Experts urge ‘Big Tobacco’ fight against junk food
INTERNATIONAL - Powerful corporations are driving the obesity crisis by promoting junk food in the way tobacco firms push cigarettes, experts have warned.
A major report released yesterday calls on all governments to unite against “Big Food” in the way they once took on “Big Tobacco”.
The Lancet Commission on Obesity, compiled by 43 academics from 14 countries, accuses politicians of “decades of inertia”. They claim there is a “fundamental and irreconcilable conflict” between much of the food industry and the health of the nation.
The experts have now called for a global treaty to limit the political influence of Big Food, modelled on the UN agreement signed on tobacco 15 years ago. And they demanded taxes on red meat and other “unhealthy food” to subsidise vegetables and schemes that promote walking and cycling.
The report was last night condemned by critics as “nanny state” authoritarianism and rejected by the food industry as “deeply irresponsible”.
But the authors said the health crisis was urgent with a billion people globally suffering malnutrition and 2 billion eating too much.
In Britain alone, two thirds of adults are now overweight, resulting in soaring rates of heart disease, diabetes and cancer.
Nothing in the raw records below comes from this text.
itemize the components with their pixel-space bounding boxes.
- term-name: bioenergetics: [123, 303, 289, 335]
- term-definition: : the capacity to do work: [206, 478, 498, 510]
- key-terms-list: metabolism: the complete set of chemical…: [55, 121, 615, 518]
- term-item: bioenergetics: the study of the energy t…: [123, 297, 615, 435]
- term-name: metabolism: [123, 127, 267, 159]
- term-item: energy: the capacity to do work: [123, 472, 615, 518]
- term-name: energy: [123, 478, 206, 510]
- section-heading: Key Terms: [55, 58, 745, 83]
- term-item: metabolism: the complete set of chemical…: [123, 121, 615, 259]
Professor William Dietz of George Washington University in the US, a report author, said: “In 50 years, if we are not able to reduce this, we will have this incredible scourge of both obesity and undernutrition and the planet will be burning.”
He added: “Although food clearly differs from tobacco because it is a necessity to support human life, unhealthy food and beverages are not.
“The similarities with Big Tobacco lie in the damage they induce and the behaviours of the corporations that profit from them.”
Professor Boyd Swinburn, of the University of Auckland, added: “Until now, undernutrition and obesity have been seen as polar opposites of either too few or too many calories.
“In reality, both are driven by the same unhealthy, inequitable food systems, underpinned by the same political economy that is single-focused on economic growth, and ignores the negative health and equity outcomes.”
The academics said food giants were also wrecking the environment by creating a global “syndemic” - three simultaneous pandemics of obesity, malnutrition and climate change. And the scientists accused food manufacturers of trying to “obstruct” obesity prevention with sophisticated lobbying campaigns.
The 61-page report says strategies include “undermining and contesting scientific evidence” and “framing nutrition as a matter of individual responsibility”.
Soft drinks companies spend £38million (R680m) a year trying to counter efforts to reduce fizzy drinks consumption, they said.
The report calls for new taxes on unhealthy foods, “particularly red meat”, and scrapping subsidies for farming and fuel.
Using the cash generated to promote healthy diets and exercise would be a “triple win”, hitting obesity, improving healthy eating and reducing climate change by cutting car use.
They insisted governments need to introduce new laws because voluntary agreements such as David Cameron’s obesity strategy have failed.
But Tim Rycroft, of the Food and Drink Federation, said: “Drawing a comparison between tobacco and food is deeply irresponsible.